08 Jul 2019
  |  
Dilihat : 17 kali

Langkah-Langkah yang Harus Dilakukan Ketika Kulit Terkena Benda atau Cairan Panas

Pada saat kita sedang memasak, terkadang kita tidak sengaja memegang panci atau peralatan masak yang masih panas ataupun terkena cipratan minyak pada saat menggoreng makanan. Atau ketika kita sedang naik motor, kaki kita tidak sengaja menyentuh knalpot panas yang akhirnya akan menyebabkan luka bakar ringan pada kulit.

Di Indonesia, jika seseorang terkena luka bakar, ia pasti akan mengoleskan mentega atau odol pada luka tersebut. Padahal cara itu merupakan cara yang salah. Menurut para ahli di Sanjay Gandhi Post Graduate Institute of Medical Sciences, membalurkan odol justru bisa memperparah luka karena odol mengandung mint dan kalsium yang berisiko memperluas infeksi dan membahayakan jaringan kulit.
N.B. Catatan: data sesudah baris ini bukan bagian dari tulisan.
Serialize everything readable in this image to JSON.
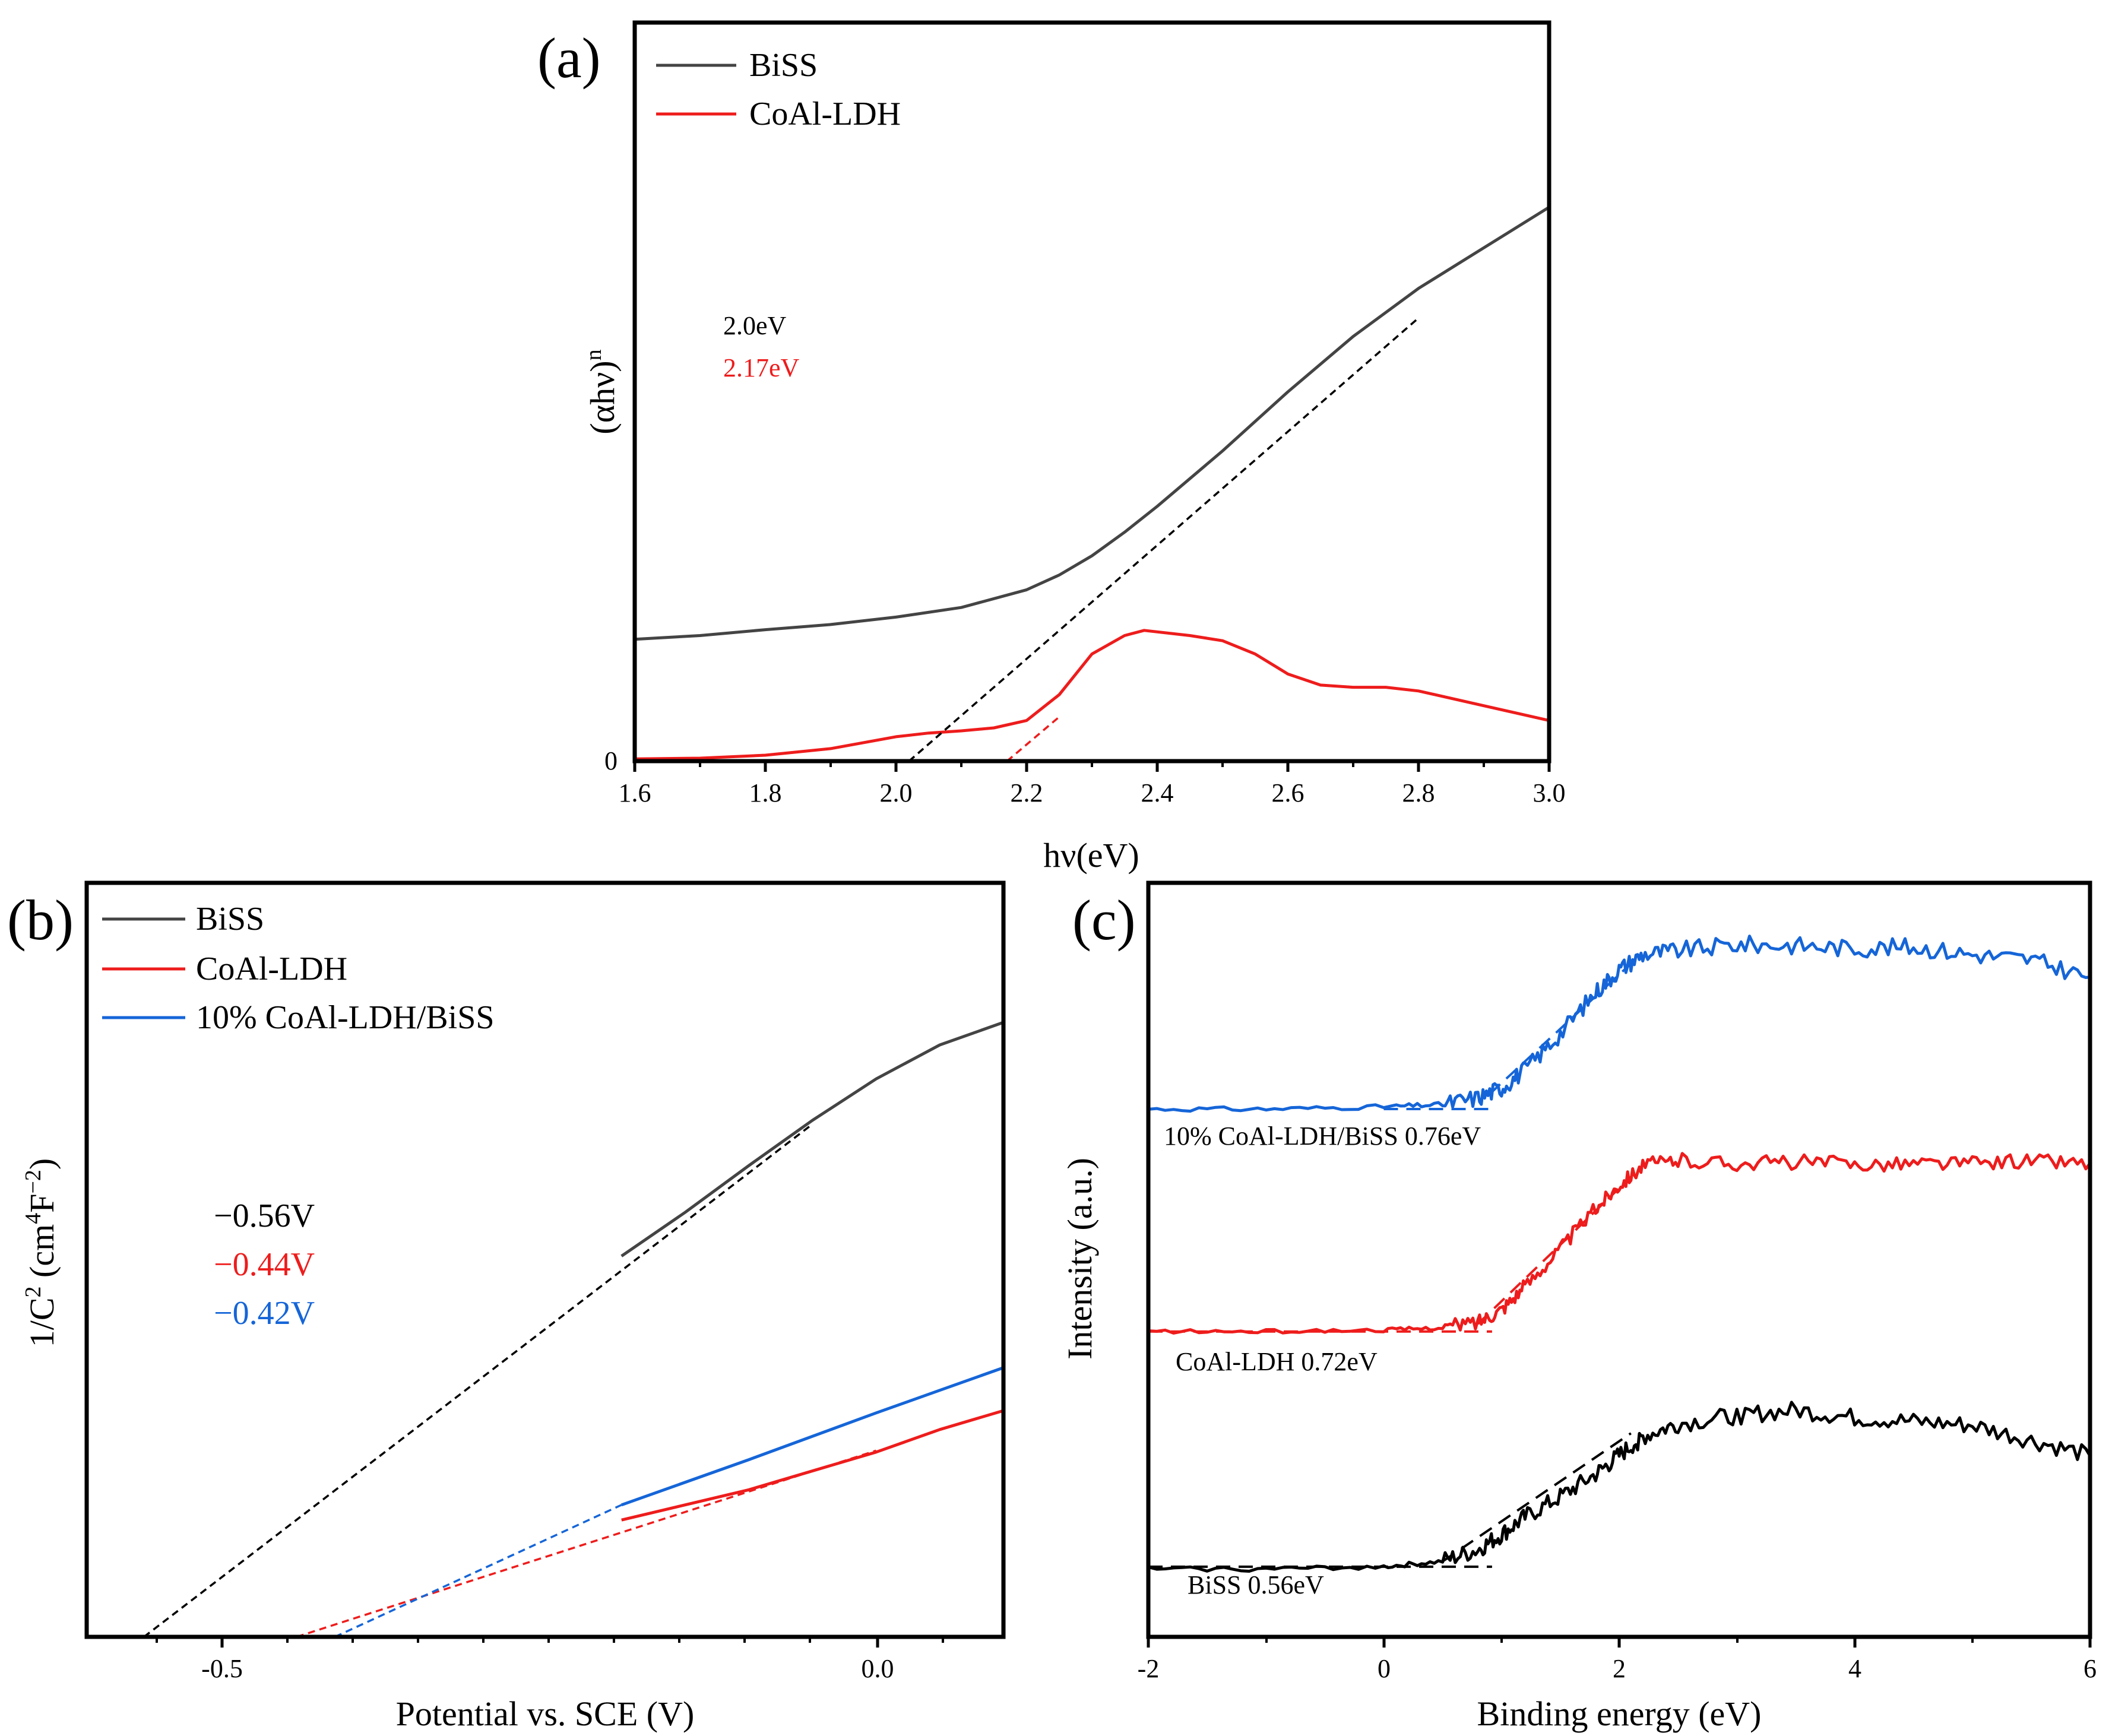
{
  "chart_data": [
    {
      "panel": "(a)",
      "type": "line",
      "xlabel": "hν(eV)",
      "ylabel": "(αhν)",
      "ylabel_sup": "n",
      "xlim": [
        1.6,
        3.0
      ],
      "ylim": [
        0,
        1.0
      ],
      "xticks": [
        "1.6",
        "1.8",
        "2.0",
        "2.2",
        "2.4",
        "2.6",
        "2.8",
        "3.0"
      ],
      "yticks": [
        "0"
      ],
      "legend": [
        "BiSS",
        "CoAl-LDH"
      ],
      "legend_position": "top-left",
      "annotations": [
        {
          "text": "2.0eV",
          "color": "#000000"
        },
        {
          "text": "2.17eV",
          "color": "#ee1c1c"
        }
      ],
      "series": [
        {
          "name": "BiSS",
          "color": "#444444",
          "x": [
            1.6,
            1.7,
            1.8,
            1.9,
            2.0,
            2.1,
            2.2,
            2.25,
            2.3,
            2.35,
            2.4,
            2.5,
            2.6,
            2.7,
            2.8,
            2.9,
            3.0
          ],
          "y": [
            0.165,
            0.17,
            0.178,
            0.185,
            0.195,
            0.208,
            0.232,
            0.252,
            0.278,
            0.31,
            0.345,
            0.42,
            0.5,
            0.575,
            0.64,
            0.695,
            0.75
          ]
        },
        {
          "name": "CoAl-LDH",
          "color": "#ee1c1c",
          "x": [
            1.6,
            1.7,
            1.8,
            1.9,
            1.95,
            2.0,
            2.05,
            2.1,
            2.15,
            2.2,
            2.25,
            2.3,
            2.35,
            2.38,
            2.45,
            2.5,
            2.55,
            2.6,
            2.65,
            2.7,
            2.75,
            2.8,
            2.9,
            3.0
          ],
          "y": [
            0.003,
            0.004,
            0.008,
            0.017,
            0.025,
            0.033,
            0.038,
            0.041,
            0.045,
            0.055,
            0.09,
            0.145,
            0.17,
            0.177,
            0.17,
            0.163,
            0.145,
            0.118,
            0.103,
            0.1,
            0.1,
            0.095,
            0.075,
            0.055
          ]
        }
      ],
      "fits": [
        {
          "color": "#000000",
          "x": [
            2.02,
            2.8
          ],
          "y": [
            0,
            0.6
          ]
        },
        {
          "color": "#ee1c1c",
          "x": [
            2.17,
            2.25
          ],
          "y": [
            0,
            0.06
          ]
        }
      ]
    },
    {
      "panel": "(b)",
      "type": "line",
      "xlabel": "Potential vs. SCE (V)",
      "ylabel": "1/C",
      "ylabel_sup1": "2",
      "ylabel_mid": " (cm",
      "ylabel_sup2": "4",
      "ylabel_tail": "F",
      "ylabel_sup3": "−2",
      "ylabel_close": ")",
      "xlim": [
        -0.62,
        0.1
      ],
      "ylim": [
        0,
        1.0
      ],
      "xticks": [
        "-0.5",
        "0.0"
      ],
      "legend": [
        "BiSS",
        "CoAl-LDH",
        "10% CoAl-LDH/BiSS"
      ],
      "legend_position": "top-left",
      "annotations": [
        {
          "text": "−0.56V",
          "color": "#000000"
        },
        {
          "text": "−0.44V",
          "color": "#ee1c1c"
        },
        {
          "text": "−0.42V",
          "color": "#1565d8"
        }
      ],
      "series": [
        {
          "name": "BiSS",
          "color": "#444444",
          "x": [
            -0.2,
            -0.15,
            -0.1,
            -0.05,
            0.0,
            0.05,
            0.1
          ],
          "y": [
            0.505,
            0.563,
            0.625,
            0.685,
            0.74,
            0.785,
            0.815
          ]
        },
        {
          "name": "CoAl-LDH",
          "color": "#ee1c1c",
          "x": [
            -0.2,
            -0.1,
            0.0,
            0.05,
            0.1
          ],
          "y": [
            0.155,
            0.195,
            0.245,
            0.275,
            0.3
          ]
        },
        {
          "name": "10% CoAl-LDH/BiSS",
          "color": "#1565d8",
          "x": [
            -0.2,
            -0.1,
            0.0,
            0.05,
            0.1
          ],
          "y": [
            0.175,
            0.235,
            0.297,
            0.327,
            0.357
          ]
        }
      ],
      "fits": [
        {
          "color": "#000000",
          "x": [
            -0.575,
            -0.05
          ],
          "y": [
            0,
            0.68
          ]
        },
        {
          "color": "#ee1c1c",
          "x": [
            -0.455,
            0.0
          ],
          "y": [
            0,
            0.247
          ]
        },
        {
          "color": "#1565d8",
          "x": [
            -0.425,
            -0.2
          ],
          "y": [
            0,
            0.175
          ]
        }
      ]
    },
    {
      "panel": "(c)",
      "type": "line",
      "xlabel": "Binding energy (eV)",
      "ylabel": "Intensity (a.u.)",
      "xlim": [
        -2,
        6
      ],
      "ylim": [
        0,
        1.0
      ],
      "xticks": [
        "-2",
        "0",
        "2",
        "4",
        "6"
      ],
      "annotations": [
        {
          "text": "10% CoAl-LDH/BiSS  0.76eV",
          "color": "#000000"
        },
        {
          "text": "CoAl-LDH  0.72eV",
          "color": "#000000"
        },
        {
          "text": "BiSS  0.56eV",
          "color": "#000000"
        }
      ],
      "series": [
        {
          "name": "",
          "color": "#1565d8",
          "noise": 0.012,
          "x": [
            -2,
            -1,
            0,
            0.5,
            0.8,
            1.0,
            1.2,
            1.5,
            1.8,
            2.0,
            2.2,
            2.5,
            3.0,
            3.5,
            4.0,
            4.5,
            5.0,
            5.5,
            6.0
          ],
          "y": [
            0.7,
            0.7,
            0.703,
            0.706,
            0.715,
            0.728,
            0.752,
            0.8,
            0.855,
            0.885,
            0.905,
            0.91,
            0.918,
            0.917,
            0.913,
            0.915,
            0.905,
            0.898,
            0.875
          ]
        },
        {
          "name": "",
          "color": "#ee1c1c",
          "noise": 0.01,
          "x": [
            -2,
            -1,
            0,
            0.5,
            0.8,
            1.0,
            1.2,
            1.5,
            1.8,
            2.0,
            2.2,
            2.5,
            3.0,
            3.5,
            4.0,
            4.5,
            5.0,
            5.5,
            6.0
          ],
          "y": [
            0.405,
            0.405,
            0.407,
            0.41,
            0.418,
            0.435,
            0.465,
            0.515,
            0.568,
            0.6,
            0.625,
            0.632,
            0.628,
            0.63,
            0.627,
            0.628,
            0.628,
            0.632,
            0.628
          ]
        },
        {
          "name": "",
          "color": "#000000",
          "noise": 0.012,
          "x": [
            -2,
            -1,
            0,
            0.5,
            0.8,
            1.0,
            1.2,
            1.5,
            1.8,
            2.0,
            2.2,
            2.5,
            3.0,
            3.5,
            4.0,
            4.5,
            5.0,
            5.5,
            6.0
          ],
          "y": [
            0.09,
            0.09,
            0.093,
            0.1,
            0.115,
            0.135,
            0.158,
            0.185,
            0.215,
            0.24,
            0.265,
            0.282,
            0.293,
            0.3,
            0.29,
            0.285,
            0.28,
            0.26,
            0.24
          ]
        }
      ],
      "fits": [
        {
          "color": "#1565d8",
          "x": [
            0.9,
            2.15
          ],
          "y": [
            0.72,
            0.9
          ]
        },
        {
          "color": "#1565d8",
          "x": [
            0.0,
            0.9
          ],
          "y": [
            0.7,
            0.7
          ]
        },
        {
          "color": "#ee1c1c",
          "x": [
            0.8,
            2.1
          ],
          "y": [
            0.415,
            0.61
          ]
        },
        {
          "color": "#ee1c1c",
          "x": [
            -2,
            0.92
          ],
          "y": [
            0.405,
            0.405
          ]
        },
        {
          "color": "#000000",
          "x": [
            0.5,
            2.1
          ],
          "y": [
            0.1,
            0.27
          ]
        },
        {
          "color": "#000000",
          "x": [
            -2,
            0.92
          ],
          "y": [
            0.093,
            0.093
          ]
        }
      ]
    }
  ]
}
Sedangkan mentega akan menghalangi sirkulasi udara pada luka yang akan membuat suhu panas terjebak di dalam dan lapisan kulit akan semakin terbakar. Apa kalian masih bingung bagaimana cara mengobati luka bakar yang benar? Yuk simak tips pertolongan pertama di bawah ini jika kalian mengalami luka bakar.

 

1. Siram luka bakar dengan air yang mengalir

Hal sederhana yang bisa kita lakukan ketika terkena luka bakar yaitu dengan menyiram bagian tubuh yang terluka dengan air mengalir selama 20 menit. Hal tersebut dilakukan untuk menghilangkan panas dan nyeri. Perlu diingat, air yang digunakan haruslah air biasa. Jangan merendam luka atau menyiram dengan air dingin karena dapat memicu kerusakan jaringan tubuh dan membuat luka semakin dalam karena perubahan suhu secara tiba-tiba.

 

2. Jika tidak ada air mengalir, kompres luka bakar dengan kain basah

Kompres luka bakar dengan kain basah dengan selama 15 menit untuk menghilangkan panas dan mengurangi rasa sakit. Gunakanlah air biasa, jangan yang terlalu dingin karena air dingin akan membuat luka menjadi iritasi.

 

3. Oleskan lidah buaya pada luka bakar

Penelitian menunjukkan bukti bahwa lidah buaya efektif dalam menyembuhkan luka bakar tingkat satu sampai tingkat dua. Lidah buaya bermanfaat sebagai anti-inflamasi, meningkatkan sirkulasi udara, dan menghambat pertumbuhan bakteri.

 

Oleskan gel lidah buaya murni yang diambil dari daun tanaman lidah buaya langsung pada luka bakar. Jika kamu membeli gel lidah buaya di toko, pastikan kandungan persentase lidah buayanya tinggi dan hindari produk yang memiliki zat tambahan, terutama pewarna dan parfum.

 

4. Gunakan madu

Selain untuk diminum, ternyata madu mempunyai manfaat anti inflamasi jika kita oleskan pada luka bakar. Selain anti inflamasi, madu juga anti bakteri dan anti jamur sehingga dapat membantu menyembuhkan luka bakar ringan secara alami.

 

5. Lindungi dari infeksi

Memecah bagian kulit yang melepuh dapat menyebabkan infeksi. Selain itu, jangan menggunakan minyak karena minyak juga dapat menyebabkan infeksi. Jika kulit yang melepuh itu pecah, bersihkan area dengan air dan oleskan salep antibiotik. Tutup luka dengan perban atau kain bersih.

 

Periksakan ke dokter jika luka bakar menunjukkan tanda-tanda infeksi seperti meningkatnya rasa sakit, kemerahan, bengkak, demam, atau mengeluarkan cairan. Dokter akan memberikan antibiotik dan obat penghilang rasa sakit.